Jusqu’à son démembrement lors du dépeçage du Proche-Orient, la vaste région désignée des siècles durant sous le nom de Bilad el-Cham (les territoires de Damas) ou de « Grande Syrie » comprenait la Syrie, la Jordanie, le Liban et la Palestine. Bien qu’elle n’ait presque jamais constitué une entité politique unifiée, elle était perçue par ses habitants comme une zone culturelle homogène soudée par des liens économiques étroits. Mais la France s’empara de la Syrie et du Liban tandis que la Grande-Bretagne occupait la Jordanie et la Palestine, contre la volonté de leurs habitants qui étaient farouchement opposés aux accords Sykes-Picot et qui réclamaient une Syrie-Palestine unifiée.
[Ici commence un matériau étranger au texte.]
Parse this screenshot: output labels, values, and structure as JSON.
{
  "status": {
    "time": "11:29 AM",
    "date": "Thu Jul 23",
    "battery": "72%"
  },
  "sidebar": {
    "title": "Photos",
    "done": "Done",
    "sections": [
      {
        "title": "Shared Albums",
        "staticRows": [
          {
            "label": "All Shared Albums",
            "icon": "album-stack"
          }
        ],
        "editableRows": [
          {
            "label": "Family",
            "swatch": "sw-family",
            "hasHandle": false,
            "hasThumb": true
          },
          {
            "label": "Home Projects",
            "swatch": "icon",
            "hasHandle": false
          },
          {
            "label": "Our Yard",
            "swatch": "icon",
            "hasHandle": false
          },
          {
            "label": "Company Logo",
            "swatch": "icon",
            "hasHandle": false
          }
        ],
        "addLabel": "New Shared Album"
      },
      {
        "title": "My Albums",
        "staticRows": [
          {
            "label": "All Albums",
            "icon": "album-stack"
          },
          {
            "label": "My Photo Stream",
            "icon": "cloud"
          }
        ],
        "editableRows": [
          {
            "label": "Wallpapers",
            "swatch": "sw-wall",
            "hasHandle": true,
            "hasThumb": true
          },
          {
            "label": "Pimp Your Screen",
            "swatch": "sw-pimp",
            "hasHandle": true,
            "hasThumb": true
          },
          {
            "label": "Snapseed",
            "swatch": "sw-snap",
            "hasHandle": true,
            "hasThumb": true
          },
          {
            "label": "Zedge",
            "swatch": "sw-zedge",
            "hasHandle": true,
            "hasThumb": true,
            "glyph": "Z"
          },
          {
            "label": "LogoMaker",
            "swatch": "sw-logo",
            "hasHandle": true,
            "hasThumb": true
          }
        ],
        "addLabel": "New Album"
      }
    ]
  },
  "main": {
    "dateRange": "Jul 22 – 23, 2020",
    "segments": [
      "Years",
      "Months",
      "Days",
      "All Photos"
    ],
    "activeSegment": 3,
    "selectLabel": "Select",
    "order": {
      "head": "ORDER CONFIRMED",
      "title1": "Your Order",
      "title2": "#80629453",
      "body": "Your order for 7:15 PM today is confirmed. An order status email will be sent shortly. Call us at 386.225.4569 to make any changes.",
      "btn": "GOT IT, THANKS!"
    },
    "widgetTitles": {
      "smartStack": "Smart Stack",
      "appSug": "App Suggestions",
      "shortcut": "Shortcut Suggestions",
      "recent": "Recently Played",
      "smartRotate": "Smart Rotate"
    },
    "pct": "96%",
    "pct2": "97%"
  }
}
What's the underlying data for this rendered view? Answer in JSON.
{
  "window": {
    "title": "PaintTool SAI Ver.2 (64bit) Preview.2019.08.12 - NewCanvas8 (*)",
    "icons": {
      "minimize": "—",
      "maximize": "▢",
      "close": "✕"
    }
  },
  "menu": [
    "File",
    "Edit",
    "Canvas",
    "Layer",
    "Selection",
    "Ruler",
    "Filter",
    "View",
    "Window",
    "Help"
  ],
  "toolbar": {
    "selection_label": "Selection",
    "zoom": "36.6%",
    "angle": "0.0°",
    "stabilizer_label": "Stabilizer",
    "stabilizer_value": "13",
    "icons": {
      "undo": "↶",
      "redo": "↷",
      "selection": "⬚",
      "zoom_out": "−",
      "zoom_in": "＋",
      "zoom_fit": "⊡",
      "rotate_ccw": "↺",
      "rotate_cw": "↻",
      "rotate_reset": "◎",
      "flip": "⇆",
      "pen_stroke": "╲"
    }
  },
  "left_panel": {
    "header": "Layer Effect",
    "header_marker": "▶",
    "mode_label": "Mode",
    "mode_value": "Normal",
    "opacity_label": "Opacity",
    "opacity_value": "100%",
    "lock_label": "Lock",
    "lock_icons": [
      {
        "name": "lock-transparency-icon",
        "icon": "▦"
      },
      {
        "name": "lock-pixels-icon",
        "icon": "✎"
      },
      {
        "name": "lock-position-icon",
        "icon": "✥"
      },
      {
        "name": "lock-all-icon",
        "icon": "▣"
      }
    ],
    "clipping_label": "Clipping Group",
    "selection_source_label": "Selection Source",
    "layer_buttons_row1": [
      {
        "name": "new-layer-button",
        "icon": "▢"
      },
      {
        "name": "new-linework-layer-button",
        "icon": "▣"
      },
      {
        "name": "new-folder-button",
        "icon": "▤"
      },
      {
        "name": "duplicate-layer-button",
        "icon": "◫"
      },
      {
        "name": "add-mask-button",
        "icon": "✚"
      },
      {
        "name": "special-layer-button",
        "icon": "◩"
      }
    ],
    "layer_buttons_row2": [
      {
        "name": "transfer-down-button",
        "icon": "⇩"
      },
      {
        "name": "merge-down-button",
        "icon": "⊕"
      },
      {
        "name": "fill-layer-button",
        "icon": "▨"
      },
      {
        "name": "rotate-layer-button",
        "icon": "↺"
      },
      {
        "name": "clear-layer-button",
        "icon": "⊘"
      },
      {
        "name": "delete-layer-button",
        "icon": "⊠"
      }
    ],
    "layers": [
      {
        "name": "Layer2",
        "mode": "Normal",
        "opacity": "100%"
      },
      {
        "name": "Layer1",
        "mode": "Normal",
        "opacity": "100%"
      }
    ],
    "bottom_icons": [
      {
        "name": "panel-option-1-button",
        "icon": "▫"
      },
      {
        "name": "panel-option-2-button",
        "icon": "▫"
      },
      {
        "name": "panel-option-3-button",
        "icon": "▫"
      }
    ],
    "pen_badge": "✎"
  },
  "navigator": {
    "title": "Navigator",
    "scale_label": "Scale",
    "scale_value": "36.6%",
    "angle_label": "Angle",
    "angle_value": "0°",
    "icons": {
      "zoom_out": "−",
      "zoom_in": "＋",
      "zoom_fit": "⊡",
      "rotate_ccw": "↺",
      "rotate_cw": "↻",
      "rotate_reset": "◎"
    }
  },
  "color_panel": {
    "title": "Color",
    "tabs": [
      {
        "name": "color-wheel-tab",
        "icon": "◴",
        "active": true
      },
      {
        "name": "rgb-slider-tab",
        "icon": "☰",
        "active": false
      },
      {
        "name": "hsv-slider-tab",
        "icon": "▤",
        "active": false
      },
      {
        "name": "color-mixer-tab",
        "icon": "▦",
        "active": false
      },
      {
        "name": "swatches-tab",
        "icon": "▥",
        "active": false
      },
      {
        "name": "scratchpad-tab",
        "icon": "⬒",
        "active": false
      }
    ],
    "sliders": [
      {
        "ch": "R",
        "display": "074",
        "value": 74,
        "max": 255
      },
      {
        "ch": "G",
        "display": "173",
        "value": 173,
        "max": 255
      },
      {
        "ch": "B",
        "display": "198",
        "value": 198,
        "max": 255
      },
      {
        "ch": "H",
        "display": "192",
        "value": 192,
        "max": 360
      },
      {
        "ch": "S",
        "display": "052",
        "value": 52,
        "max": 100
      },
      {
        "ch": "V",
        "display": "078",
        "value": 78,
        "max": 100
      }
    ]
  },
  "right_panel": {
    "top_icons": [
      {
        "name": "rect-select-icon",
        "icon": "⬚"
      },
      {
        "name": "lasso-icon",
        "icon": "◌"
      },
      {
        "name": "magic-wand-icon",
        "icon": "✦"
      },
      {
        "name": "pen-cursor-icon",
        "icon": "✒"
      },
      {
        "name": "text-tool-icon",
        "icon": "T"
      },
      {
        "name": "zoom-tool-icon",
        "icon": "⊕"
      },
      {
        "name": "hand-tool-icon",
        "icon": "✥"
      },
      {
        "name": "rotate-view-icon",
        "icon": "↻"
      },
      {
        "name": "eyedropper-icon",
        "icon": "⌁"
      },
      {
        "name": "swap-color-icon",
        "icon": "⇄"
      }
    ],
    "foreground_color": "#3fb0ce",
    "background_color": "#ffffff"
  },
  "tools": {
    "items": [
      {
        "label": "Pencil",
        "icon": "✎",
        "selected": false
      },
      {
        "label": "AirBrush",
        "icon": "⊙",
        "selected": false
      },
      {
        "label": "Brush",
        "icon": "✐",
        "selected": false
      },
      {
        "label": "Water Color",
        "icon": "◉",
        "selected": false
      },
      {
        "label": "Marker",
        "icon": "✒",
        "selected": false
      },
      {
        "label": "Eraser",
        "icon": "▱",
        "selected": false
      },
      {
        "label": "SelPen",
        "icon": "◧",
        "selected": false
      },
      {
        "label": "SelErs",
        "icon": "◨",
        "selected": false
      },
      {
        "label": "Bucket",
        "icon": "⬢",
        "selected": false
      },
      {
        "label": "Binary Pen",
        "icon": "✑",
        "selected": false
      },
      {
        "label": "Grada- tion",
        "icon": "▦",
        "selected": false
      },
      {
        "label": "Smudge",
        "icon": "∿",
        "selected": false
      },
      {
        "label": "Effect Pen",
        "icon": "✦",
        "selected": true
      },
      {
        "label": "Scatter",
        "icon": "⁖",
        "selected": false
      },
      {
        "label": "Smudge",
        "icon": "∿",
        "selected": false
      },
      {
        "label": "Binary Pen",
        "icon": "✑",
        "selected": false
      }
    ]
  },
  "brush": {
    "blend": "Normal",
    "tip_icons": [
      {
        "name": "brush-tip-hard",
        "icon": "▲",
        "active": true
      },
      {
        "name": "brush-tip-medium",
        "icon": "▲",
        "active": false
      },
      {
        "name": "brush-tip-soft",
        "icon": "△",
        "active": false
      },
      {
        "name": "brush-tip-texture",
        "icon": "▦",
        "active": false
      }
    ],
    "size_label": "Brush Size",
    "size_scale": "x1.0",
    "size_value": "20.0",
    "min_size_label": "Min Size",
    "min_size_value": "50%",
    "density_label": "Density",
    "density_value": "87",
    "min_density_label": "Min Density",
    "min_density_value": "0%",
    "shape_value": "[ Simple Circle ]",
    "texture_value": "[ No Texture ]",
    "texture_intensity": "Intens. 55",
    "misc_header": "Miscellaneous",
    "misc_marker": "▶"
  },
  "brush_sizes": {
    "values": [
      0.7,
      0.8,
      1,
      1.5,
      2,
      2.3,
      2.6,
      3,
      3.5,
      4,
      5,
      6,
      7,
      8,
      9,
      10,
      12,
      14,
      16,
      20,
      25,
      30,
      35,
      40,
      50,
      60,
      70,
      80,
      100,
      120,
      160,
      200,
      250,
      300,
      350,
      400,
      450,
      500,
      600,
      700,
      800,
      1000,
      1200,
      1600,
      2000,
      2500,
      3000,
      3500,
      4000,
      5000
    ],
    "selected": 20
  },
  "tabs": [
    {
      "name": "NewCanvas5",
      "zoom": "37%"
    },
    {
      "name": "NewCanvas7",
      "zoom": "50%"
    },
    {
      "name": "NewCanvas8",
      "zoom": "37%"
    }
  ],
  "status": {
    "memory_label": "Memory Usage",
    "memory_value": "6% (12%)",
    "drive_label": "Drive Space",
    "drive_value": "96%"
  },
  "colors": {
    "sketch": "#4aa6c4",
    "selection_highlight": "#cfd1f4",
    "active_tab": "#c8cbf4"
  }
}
La France créa en 1920 une entité qu’elle baptisa le « Grand Liban » en annexant au territoire du Mont Liban plusieurs régions musulmanes de la Syrie ; il s’agissait de fabriquer une enclave pro-occidentale au Levant. Dans le but de diviser pour régner, les Français accolèrent ensemble des populations musulmanes travaillées par le nationalisme arabe naissant avec une majorité chrétienne maronite chez laquelle ils entretenaient le mythe d’un héritage non arabe et dont ils espéraient bien qu’elle rechercherait la protection de la France. Celle-ci fit à la veille de la Deuxième Guerre mondiale un effort désespéré pour persuader la Turquie de se ranger du côté des Alliés contre l’Allemagne en détachant la province d’Alexandrette, au Nord-Ouest de la Syrie, et en la donnant à la Turquie. (La Turquie annexa Alexandrette, rebaptisée Hatay, mais s’allia quand même à l’Allemagne.)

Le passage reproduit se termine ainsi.